What our tradition understands, though, is that we are not just holy because we are Jews.  Rather, we have to become holy in our lives – we must do so over and over again, each and every day.  It is an act of choice, of effort.  We have to strive to reach holiness.

Midrash Tehillim 1:14

HAPPY IS THE PERSON [WHO DOES NOT FOLLOW THE COUNSEL OF THE WICKED] (Psalm 1:1) –
These are the sons of Korach, who did not follow the counsel of their father…

[AND DOES NOT SIT] IN THE COMPANY OF SCORNERS (Psalm 1:1) – This is Korach who spoke in scorn about Moses and Aaron.

What did he do?  He assembled all the community… and began to speak with scorn.  And he said to them:

There was a widow in my neighborhood and with her were two fatherless girls and she had one field.  She came to plough and Moses said to her, “You shall not plow with an ox and an ass together.”  She came to sow, and Moses said to her, “You shall not sow your field with two kinds of seed.”  She came to harvest and to stack sheaves, and he said to her, “Leave me the gleanings, and the overlooked sheaves and the corners.”  She went to do the threshing, and he said to her, “Give me various tithes.” She submitted herself to the law and gave them to him.

What did she do? She sold the field and acquired two sheep to wear their wool and to sell their offspring.  When they gave birth, Aaron came and said to her, “Give me the first-borns”…  She submitted herself to the law and gave them to him. The time came for shearing and she sheared them. He said to her, “Give me the first portion of your shearing”…

She said, “I do not have the strength to withstand this man; behold I will slaughter them and eat them.  When she slaughtered them, he said to her, “Give me the foreleg, the jaws, and the maw.” She said to him, “Even though I have slaughtered them, I have not been saved from his hand.  She proscribed them under a cherem.  He said to her, “Give it to me for it is written, ‘Everything that has been proscribed in Israel shall be yours.’” He took it and went.

He left her weeping – her and her two daughters.
Is such a thing right?  This ill-fated, robbed woman!  All this they [Moses and Aaron] do, and they blame it on the Holy One!

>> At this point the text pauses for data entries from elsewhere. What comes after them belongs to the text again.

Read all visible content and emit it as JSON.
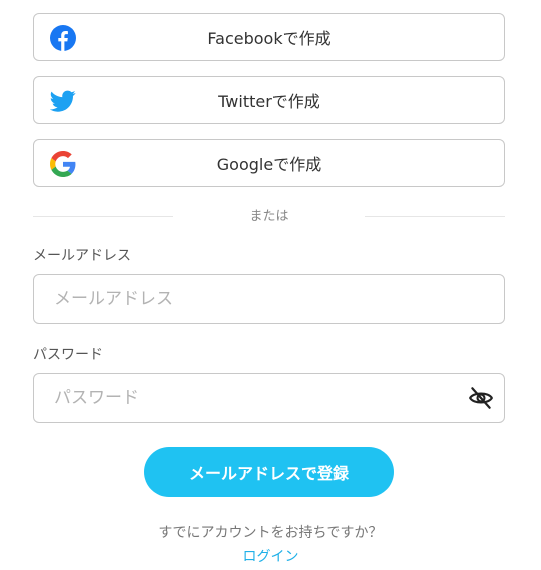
{
  "social": {
    "facebook_label": "Facebookで作成",
    "twitter_label": "Twitterで作成",
    "google_label": "Googleで作成"
  },
  "divider": {
    "text": "または"
  },
  "email": {
    "label": "メールアドレス",
    "placeholder": "メールアドレス",
    "value": ""
  },
  "password": {
    "label": "パスワード",
    "placeholder": "パスワード",
    "value": ""
  },
  "submit": {
    "label": "メールアドレスで登録"
  },
  "footer": {
    "question": "すでにアカウントをお持ちですか？",
    "login_label": "ログイン"
  },
  "colors": {
    "accent": "#1fc2f2",
    "link": "#1fb0e8",
    "facebook": "#1877f2",
    "twitter": "#1da1f2",
    "border": "#c8c8c8"
  },
  "icons": {
    "facebook": "facebook-icon",
    "twitter": "twitter-icon",
    "google": "google-icon",
    "password_toggle": "eye-off-icon"
  }
}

HE SHALL BE LIKE A TREE PLANTED BESIDES STREAMS OF WATER (Psalm 1:3) –
These are the sons of Korach. When the company of Korach were swallowed up, his sons were left like the mast of a ship.
Rabbi Shmuel bar Nachmani said: The three of them were not standing together in one place but each one was left standing by himself like three pillars.
This is as they say in the tradition: “On what does the world stand?  On three pillars.”